Wien (Österreich) - Sarah Engels (33) hat Bock auf den "Eurovision Song Contest" (ESC) und brennt darauf, ihren Song "Fire" einem riesigen Millionen-Publikum präsentieren zu können. Wieder einmal gibt es aber vor allem aus Deutschland die größte Kritik.
Am Donnerstag postete die 33-Jährige, dass sie sich mit Wärmepflastern und Schmerzfluid ausgestattet hat und einen Physiotherapeuten oder Chiropraktiker in der österreichischen Hauptstadt suche, denn ihr sei "ganz schwarz vor Augen".
Glücklicherweise sind es bis zu ihrem ersten Auftritt am Dienstag (21 Uhr/ONE) noch einige Tage.
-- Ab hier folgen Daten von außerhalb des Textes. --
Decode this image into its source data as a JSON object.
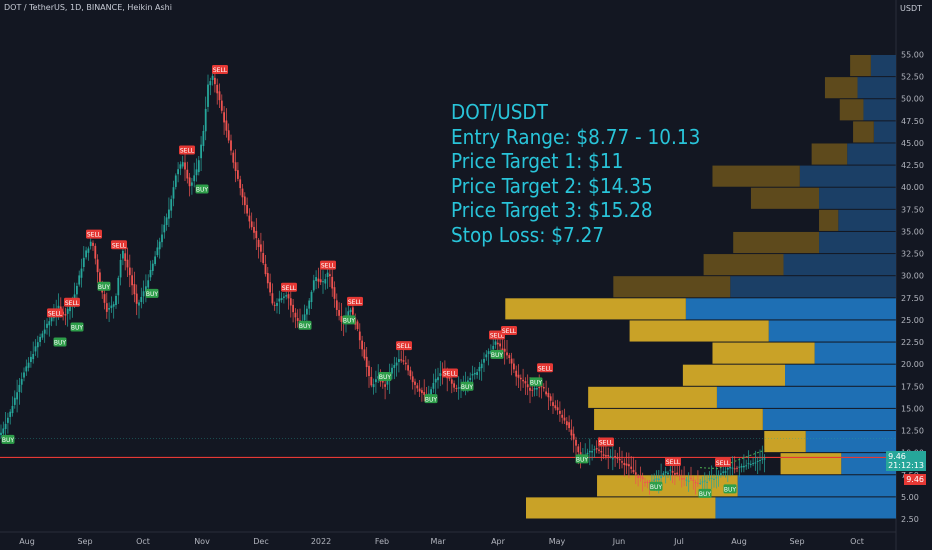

Dann wird sie im ersten Halbfinale "Fire" erstmals vor ESC-Publikum in der Wiener Stadthalle performen - außerhalb der Konkurrenz, da Deutschland als einer der Hauptgeldgeber automatisch fürs Finale qualifiziert ist.
Benjamin Hertlein (38) ist skeptisch, ob der Dance-Song wirklich europaweit gut ankommen wird. "Das große Aber bleibt der Titel selbst", so der Chefredakteur des Fan-Portals "ESC kompakt", mit dem TAG24 gesprochen hat.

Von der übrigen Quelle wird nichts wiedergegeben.